"What are you doing?" Kallah grogily asked me at 4:35 a.m..
"Getting dressed for minyan at 5:00. Erev Rosh Ha Shanah Slichos begin in a few minutes and are rather lengthy."
She turned over in a moment of sleepy indifference as if to say:
"Given your year, you do have much to be penitential about!"
So ... I gathered my trusty bicycle, tucked my right pants cuff in my sock and raced off to shul just a few minutes before 5:00. My efficiency paid off because I was able to get in a few laps around the shul parking lot before joining the Slichos minyan. Nothing like a little sweat before standing before the Holy One, Blessed be He!
Came back from shul around 7:30 and began pulling all the last minute strings together for tonight, the evening that heralds the beginning of 5768. I've always`liked that term "heralds" but I never have heard those "much heralded" trumpets blow as they're supposed to when one says "heralds". Guess I have to be content with the blowing of the Shofar, 100 "kolos" (blasts) on each of the two days of yontiff.
It's just me and Kallah for dinner tonight though I will enjoy the company of my Dad
and younger son Zac tonight together with me at shul although Zac will drive his Grandpa home afterward and return himself to his new digs but not first without a take-home yontiff meal prepared by yours truly. Sorry but given my family's observance predelictions, it's the best I can do, but I make no apologies as we are who we are.
In these few thoughtful moments before I have to check the progress of the turkey breast yet again, I am reminded of a little speech I gave the morning of Zac's bar mitzvah ocncerning the legendary Rabbi of Nemirov who absented himself from Slichos because he was out performing acts of chesed in the wee hours of the morning, such as preparing some kindling for a widow's fireplace as there was no one else to do it.
Yes, of course, he disguised himself as a peasant woodchopper. In this way, he not only accomplished some much needed work but prepared the way for his own tshuva as well. The common folks of his town speculated as to his whereabouts but one thing was for certain he was not at his shtender in the beis medrash, but off in the heavens, folks eagerly said, chatting as it were with The One Above.

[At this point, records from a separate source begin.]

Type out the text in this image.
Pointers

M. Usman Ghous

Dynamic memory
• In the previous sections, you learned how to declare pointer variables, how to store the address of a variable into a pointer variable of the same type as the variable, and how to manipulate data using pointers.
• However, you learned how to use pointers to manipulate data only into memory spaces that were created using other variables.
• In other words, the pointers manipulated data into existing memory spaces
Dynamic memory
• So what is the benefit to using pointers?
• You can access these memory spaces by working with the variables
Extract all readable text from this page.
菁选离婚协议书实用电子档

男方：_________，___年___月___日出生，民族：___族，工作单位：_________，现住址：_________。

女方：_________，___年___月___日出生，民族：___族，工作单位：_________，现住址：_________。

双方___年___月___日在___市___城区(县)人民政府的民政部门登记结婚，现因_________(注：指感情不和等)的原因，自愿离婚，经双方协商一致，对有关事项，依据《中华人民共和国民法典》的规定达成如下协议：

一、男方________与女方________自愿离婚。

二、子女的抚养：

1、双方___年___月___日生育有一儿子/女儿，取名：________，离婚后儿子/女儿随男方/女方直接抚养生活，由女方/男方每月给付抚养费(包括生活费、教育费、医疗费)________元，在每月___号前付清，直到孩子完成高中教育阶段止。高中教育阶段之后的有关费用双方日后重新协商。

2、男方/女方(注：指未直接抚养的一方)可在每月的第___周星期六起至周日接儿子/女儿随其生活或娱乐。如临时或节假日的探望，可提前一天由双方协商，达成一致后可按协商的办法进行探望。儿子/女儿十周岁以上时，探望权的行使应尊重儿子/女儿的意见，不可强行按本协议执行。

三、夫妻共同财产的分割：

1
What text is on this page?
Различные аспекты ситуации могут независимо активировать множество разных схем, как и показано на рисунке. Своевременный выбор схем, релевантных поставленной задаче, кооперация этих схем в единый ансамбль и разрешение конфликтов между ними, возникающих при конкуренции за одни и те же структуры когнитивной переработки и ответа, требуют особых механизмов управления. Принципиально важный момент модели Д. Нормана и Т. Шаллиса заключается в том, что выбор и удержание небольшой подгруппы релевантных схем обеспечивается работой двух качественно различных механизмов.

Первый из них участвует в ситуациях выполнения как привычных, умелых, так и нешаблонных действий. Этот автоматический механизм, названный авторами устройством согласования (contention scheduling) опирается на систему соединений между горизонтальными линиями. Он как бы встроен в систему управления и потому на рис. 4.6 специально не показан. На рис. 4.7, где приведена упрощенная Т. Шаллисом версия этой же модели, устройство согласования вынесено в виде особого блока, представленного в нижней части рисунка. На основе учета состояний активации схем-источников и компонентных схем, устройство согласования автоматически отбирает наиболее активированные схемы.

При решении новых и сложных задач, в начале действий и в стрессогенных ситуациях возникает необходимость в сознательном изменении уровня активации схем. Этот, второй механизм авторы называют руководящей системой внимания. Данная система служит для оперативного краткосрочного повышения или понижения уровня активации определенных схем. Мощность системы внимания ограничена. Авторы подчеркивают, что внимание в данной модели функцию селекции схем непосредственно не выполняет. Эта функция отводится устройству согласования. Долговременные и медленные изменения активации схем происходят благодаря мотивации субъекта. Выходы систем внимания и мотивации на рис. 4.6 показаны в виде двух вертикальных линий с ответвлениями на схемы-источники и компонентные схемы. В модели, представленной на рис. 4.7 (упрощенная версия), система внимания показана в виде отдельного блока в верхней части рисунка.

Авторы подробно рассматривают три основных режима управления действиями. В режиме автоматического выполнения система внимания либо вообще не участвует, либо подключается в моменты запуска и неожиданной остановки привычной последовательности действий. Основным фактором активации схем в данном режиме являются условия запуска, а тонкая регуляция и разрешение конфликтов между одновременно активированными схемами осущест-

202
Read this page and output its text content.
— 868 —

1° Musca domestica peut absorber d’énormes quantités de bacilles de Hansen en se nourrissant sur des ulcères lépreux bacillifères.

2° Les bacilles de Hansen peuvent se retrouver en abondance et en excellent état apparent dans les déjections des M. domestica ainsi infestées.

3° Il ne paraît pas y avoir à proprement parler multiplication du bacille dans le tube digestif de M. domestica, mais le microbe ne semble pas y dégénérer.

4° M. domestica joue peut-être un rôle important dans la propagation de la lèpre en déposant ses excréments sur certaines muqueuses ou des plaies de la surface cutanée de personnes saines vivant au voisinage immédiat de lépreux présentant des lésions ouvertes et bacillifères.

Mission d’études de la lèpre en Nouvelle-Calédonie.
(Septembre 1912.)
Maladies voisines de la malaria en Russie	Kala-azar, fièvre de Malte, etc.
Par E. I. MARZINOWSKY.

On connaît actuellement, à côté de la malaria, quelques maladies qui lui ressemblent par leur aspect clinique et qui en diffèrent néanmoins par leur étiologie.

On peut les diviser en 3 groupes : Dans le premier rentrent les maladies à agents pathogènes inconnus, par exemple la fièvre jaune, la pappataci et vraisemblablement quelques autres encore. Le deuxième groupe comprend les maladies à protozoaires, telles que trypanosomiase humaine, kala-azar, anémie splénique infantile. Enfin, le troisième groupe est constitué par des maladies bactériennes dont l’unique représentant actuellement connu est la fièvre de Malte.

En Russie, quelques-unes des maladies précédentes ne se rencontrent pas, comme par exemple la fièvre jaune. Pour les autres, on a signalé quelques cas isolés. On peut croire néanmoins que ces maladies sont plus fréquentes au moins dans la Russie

There was a skeptical fellow in town as it happened, a "pisher" one might say, who was determined to expose the Rabbi of Nemirov for the fraud that he, the young fellow, was certain that he was ... so he slipped into his house late one night, crawled under the saint's bed and awaited his awakening. And as you might imagine, the saintly Rav awoke, dressed himself as a woodcutter and off went he to prepare the kindling for the aged widow's fire.
The young skeptic followed him on tippy toes and was flabberghasted that indeed the Rav was performing such seemingly menial tasks but understand he did for the next day in the town square he overheard local shul folks blathering on endlessly, as was their custom, about the absence of the much loved Rav.
"He's in shamayim at the right hand of the Aibishter!" said the most convinced and articulate of the small assembly gathered.
The others nodded in collective accord, but the one-time cynic who had witnessed the good deeds of the Saint, having overheard the accolades of the crowd,
whispered to himself: "And even higher!"
May we ascend to ever greater heights in our journey of life but without forgetting to first smell the coffee and the roses, appreciate a butterfly or, if need be, chop kindling for the widow's fire.